NutritionMaster/NutritionMasterSpider/xzs/get_trick.py

from functions import send_request, get_selector
import csv

base_url = "http://www.39yst.com"
list_url = "http://www.39yst.com/changshi/list_24_"

def get_url(page_url):
    """
    该方法返回当前界面的所有url
    :param page_url: 某一页的网址
    :return:
    """
    try:
        s = get_selector.get_selector(send_request.send_requests(page_url))
        urls = s.xpath('//div[@class="item_all"]//p[@class="item_tit"]//a/@href')
        return urls
    except Exception as e:
        print(e)
        return []

def get_info(url):
    """
    获取段落文字信息
    (这里有个单词记错了，comment应该是content，不过问题应该不大)
    :param url: 详情界面url
    :return:
    """
    try:
        s = get_selector.get_selector(send_request.send_requests(url))
        comment = s.xpath('//div[@id="articleContent"]/p/following-sibling::*/text()')
        title = s.xpath('//h1/text()')[0]
        for s in range(len(comment)):
            comment[s] = comment[s].strip()
            comment[s] = comment[s].lstrip('。

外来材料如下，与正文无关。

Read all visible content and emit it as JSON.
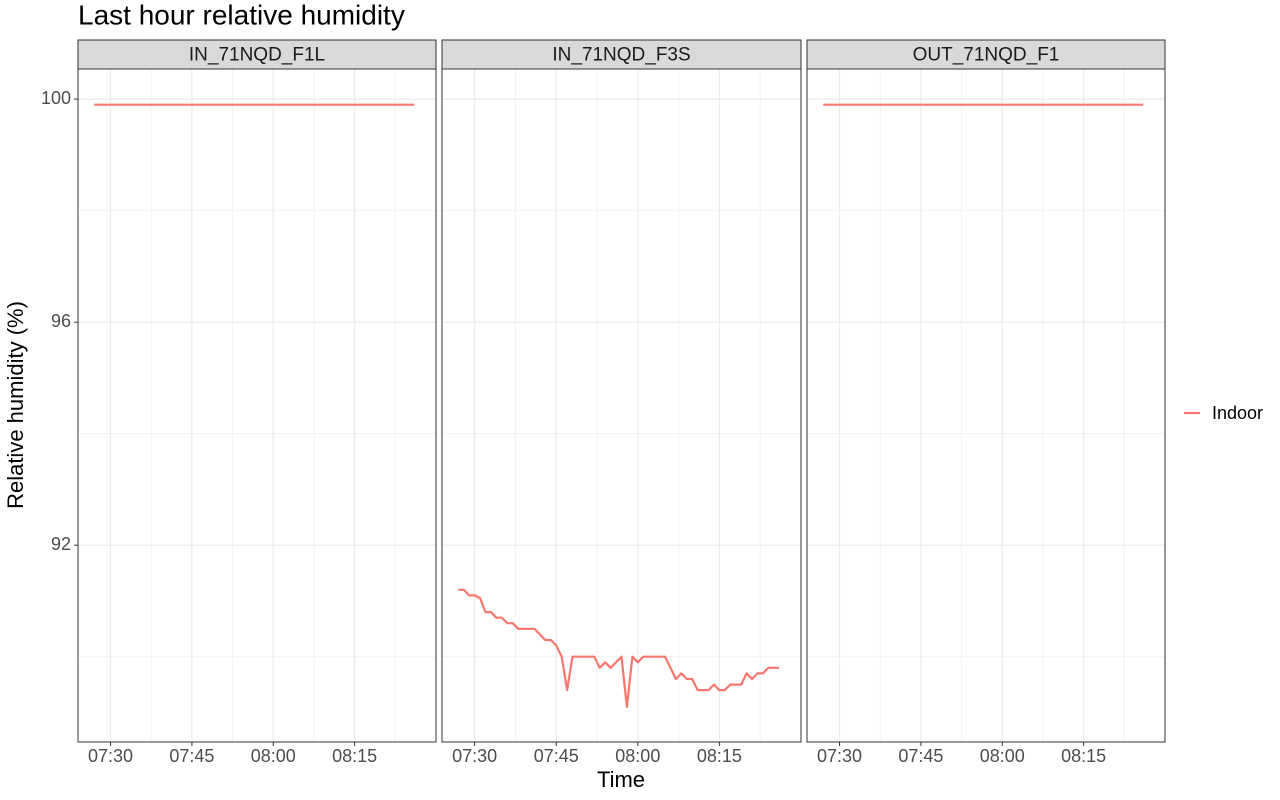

')
            comment[s] = comment[s].lstrip('(')
            comment[s] = comment[s].lstrip('?')
            comment[s] = comment[s].lstrip(')')
            comment[s] = comment[s].lstrip('!')
            comment[s] = comment[s].lstrip('：')
            comment[s] = comment[s].lstrip('、')
            comment[s] = comment[s].lstrip(',')
            comment[s] = comment[s].lstrip('》')
            comment[s] = comment[s].lstrip('《')
            comment[s] = comment[s].lstrip(':')
        for i in comment:
            if i is '':
                comment.remove(i)
            if len(i) is 1:
                comment.remove(i)
        try:
            index = comment.index("本篇文章版权归民福康健康所有，未经许可，谢绝转载。")
            s = "\n".join(comment[:index])
        except:
            s = "\n".join(comment)
        print("正在获取", comment[0][:5], "...")
        dic = {}
        dic['title'] = title
        dic['content'] = s
        return dic
    except Exception as e:
        print(e)
        return ''

def write_csv(path, dics):
    """
    把内容写入
    :param path:储存位置
    :param dics:信息字典列表
    :return:
    """
    with open(path, 'w', newline='') as file:
        fieldnames = ['title', "content"]
        writer = csv.DictWriter(file, fieldnames)
        writer.writeheader()
        for dic in dics:
            try:
                writer.writerow(dic)
            except:
                pass

if __name__ == "__main__":
    info_list = []
    for i in range(20):
        try:
            page_url = list_url + "{page}.shtml".format(page=i + 1)
            info_urls = get_url(page_url)
            for info_url in info_urls:
                info_list.append(get_info(info_url))
        except:
            pass
    write_csv(path=r"E:\datapy\trick.csv", dics=info_list)